73 lines (58 loc) · 5.18 KB

Parrot 2000

Parrot 2000 is a project meant to explore Image detection technologies. It detects parrots in images and is based on Detectron2

Description

This project is a template for retraining a Detectron2 model with a new image class for object detection.

Visuals

Installation

Install packages listed in requirements.txt, be aware that the pytorch version listed in the document is the specific one that I needed for my particular CUDA version, you may require a different one. I personally prefer to use a virtualenv to install the packages, but that is up to you. Other options would be to install this packages in the global Python configuration of your machine or to use a Docker instance.

Usage

Optional: based on Daniel Bourke tutorial (mentioned in the acknowledgment part of this README), I am using Weights & Biases for testing different models from Detectron2 zoo (I also took the list of models to try from Daniel work, limiting it to models that my GPU was able to load in memory). In order to make use of this great tool you should create an account in Weights & Biases page, and create a project. If you want to skip this part you will need to remove all references to the wandb package in the file utils/trainer_config.py.

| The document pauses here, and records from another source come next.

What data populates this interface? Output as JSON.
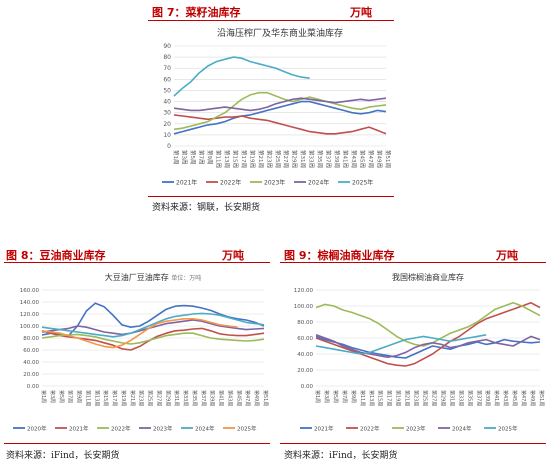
{
  "headers": [
    {
      "title": "图 7：菜籽油库存",
      "unit": "万吨",
      "source": "资料来源：钢联，长安期货"
    },
    {
      "title": "图 8：豆油商业库存",
      "unit": "万吨",
      "source": "资料来源：iFind，长安期货"
    },
    {
      "title": "图 9：棕榈油商业库存",
      "unit": "万吨",
      "source": "资料来源：iFind，长安期货"
    }
  ],
  "weeks52": [
    "第1周",
    "第3周",
    "第5周",
    "第7周",
    "第9周",
    "第11周",
    "第13周",
    "第15周",
    "第17周",
    "第19周",
    "第21周",
    "第23周",
    "第25周",
    "第27周",
    "第29周",
    "第31周",
    "第33周",
    "第35周",
    "第37周",
    "第39周",
    "第41周",
    "第43周",
    "第45周",
    "第47周",
    "第49周",
    "第51周"
  ],
  "chart_data": [
    {
      "type": "line",
      "title": "沿海压榨厂及华东商业菜油库存",
      "ylim": [
        0,
        90
      ],
      "yticks": [
        0,
        10,
        20,
        30,
        40,
        50,
        60,
        70,
        80,
        90
      ],
      "grid": true,
      "legend_position": "bottom",
      "series": [
        {
          "name": "2021年",
          "color": "#4472c4",
          "values": [
            11,
            13,
            15,
            17,
            19,
            20,
            22,
            25,
            27,
            28,
            30,
            32,
            34,
            36,
            38,
            40,
            40,
            38,
            36,
            34,
            32,
            30,
            29,
            30,
            32,
            31
          ]
        },
        {
          "name": "2022年",
          "color": "#c0504d",
          "values": [
            28,
            27,
            26,
            25,
            24,
            25,
            26,
            26,
            27,
            25,
            24,
            23,
            21,
            19,
            17,
            15,
            13,
            12,
            11,
            11,
            12,
            13,
            15,
            17,
            14,
            11
          ]
        },
        {
          "name": "2023年",
          "color": "#9bbb59",
          "values": [
            15,
            16,
            18,
            20,
            22,
            26,
            30,
            36,
            42,
            46,
            48,
            48,
            45,
            42,
            40,
            42,
            44,
            42,
            40,
            38,
            36,
            34,
            33,
            35,
            36,
            37
          ]
        },
        {
          "name": "2024年",
          "color": "#8064a2",
          "values": [
            34,
            33,
            32,
            32,
            33,
            34,
            35,
            34,
            33,
            32,
            33,
            35,
            38,
            40,
            42,
            43,
            42,
            41,
            40,
            39,
            40,
            41,
            42,
            41,
            42,
            43
          ]
        },
        {
          "name": "2025年",
          "color": "#4bacc6",
          "values": [
            45,
            52,
            58,
            66,
            72,
            76,
            78,
            80,
            79,
            76,
            74,
            72,
            70,
            67,
            64,
            62,
            61,
            null,
            null,
            null,
            null,
            null,
            null,
            null,
            null,
            null
          ]
        }
      ]
    },
    {
      "type": "line",
      "title": "大豆油厂豆油库存",
      "subtitle": "单位：万吨",
      "ylim": [
        0,
        160
      ],
      "yticks": [
        "0.00",
        "20.00",
        "40.00",
        "60.00",
        "80.00",
        "100.00",
        "120.00",
        "140.00",
        "160.00"
      ],
      "grid": true,
      "legend_position": "bottom",
      "series": [
        {
          "name": "2020年",
          "color": "#4472c4",
          "values": [
            85,
            88,
            86,
            84,
            100,
            125,
            138,
            132,
            118,
            102,
            98,
            100,
            108,
            118,
            128,
            133,
            134,
            133,
            130,
            126,
            120,
            115,
            112,
            110,
            106,
            100
          ]
        },
        {
          "name": "2021年",
          "color": "#c0504d",
          "values": [
            92,
            88,
            84,
            82,
            80,
            78,
            76,
            72,
            68,
            62,
            60,
            66,
            75,
            83,
            88,
            92,
            93,
            95,
            96,
            92,
            87,
            85,
            84,
            84,
            86,
            88
          ]
        },
        {
          "name": "2022年",
          "color": "#9bbb59",
          "values": [
            80,
            82,
            84,
            85,
            86,
            84,
            82,
            78,
            75,
            72,
            70,
            72,
            76,
            80,
            84,
            86,
            88,
            88,
            84,
            80,
            78,
            77,
            76,
            75,
            76,
            78
          ]
        },
        {
          "name": "2023年",
          "color": "#8064a2",
          "values": [
            90,
            92,
            94,
            96,
            100,
            98,
            94,
            90,
            88,
            86,
            88,
            92,
            96,
            100,
            104,
            106,
            108,
            110,
            108,
            104,
            100,
            98,
            96,
            94,
            95,
            96
          ]
        },
        {
          "name": "2024年",
          "color": "#4bacc6",
          "values": [
            98,
            96,
            94,
            92,
            90,
            88,
            86,
            84,
            82,
            84,
            88,
            94,
            100,
            106,
            112,
            116,
            118,
            120,
            121,
            120,
            118,
            114,
            110,
            106,
            104,
            102
          ]
        },
        {
          "name": "2025年",
          "color": "#f79646",
          "values": [
            92,
            90,
            88,
            84,
            80,
            75,
            70,
            66,
            64,
            68,
            76,
            86,
            96,
            104,
            108,
            110,
            112,
            112,
            110,
            106,
            102,
            100,
            98,
            null,
            null,
            null
          ]
        }
      ]
    },
    {
      "type": "line",
      "title": "我国棕榈油商业库存",
      "ylim": [
        0,
        120
      ],
      "yticks": [
        "0.00",
        "20.00",
        "40.00",
        "60.00",
        "80.00",
        "100.00",
        "120.00"
      ],
      "grid": true,
      "legend_position": "bottom",
      "series": [
        {
          "name": "2021年",
          "color": "#4472c4",
          "values": [
            62,
            58,
            55,
            52,
            48,
            45,
            42,
            40,
            38,
            36,
            35,
            40,
            45,
            50,
            48,
            46,
            50,
            52,
            55,
            52,
            54,
            58,
            56,
            55,
            54,
            55
          ]
        },
        {
          "name": "2022年",
          "color": "#c0504d",
          "values": [
            60,
            56,
            52,
            48,
            44,
            40,
            36,
            32,
            28,
            26,
            25,
            28,
            34,
            40,
            48,
            56,
            62,
            70,
            78,
            84,
            88,
            92,
            96,
            100,
            104,
            98
          ]
        },
        {
          "name": "2023年",
          "color": "#9bbb59",
          "values": [
            98,
            102,
            100,
            95,
            92,
            88,
            84,
            78,
            70,
            62,
            56,
            52,
            50,
            54,
            60,
            66,
            70,
            74,
            80,
            88,
            96,
            100,
            104,
            100,
            94,
            88
          ]
        },
        {
          "name": "2024年",
          "color": "#8064a2",
          "values": [
            64,
            60,
            56,
            50,
            46,
            42,
            40,
            38,
            36,
            38,
            42,
            48,
            52,
            54,
            52,
            48,
            50,
            54,
            56,
            58,
            54,
            52,
            50,
            56,
            62,
            58
          ]
        },
        {
          "name": "2025年",
          "color": "#4bacc6",
          "values": [
            50,
            48,
            46,
            44,
            42,
            40,
            42,
            46,
            50,
            54,
            58,
            60,
            62,
            60,
            58,
            56,
            58,
            60,
            62,
            64,
            null,
            null,
            null,
            null,
            null,
            null
          ]
        }
      ]
    }
  ]
}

  1. First you will need to download several files. This project was built around images obtained from Open Images Dataset. From there, you will need to download:
  • Boxes annotation Train csv
  • Boxes annotation Validate csv
  • Image IDs Train
  • Image IDs Validate
  • Metadata class names

These files should work from any given version of Open Images Dataset, as long as these csv files have the same column names (which I checked with a few). But this project was only tested with V6. After downloading these files, place them inside the dataset folder.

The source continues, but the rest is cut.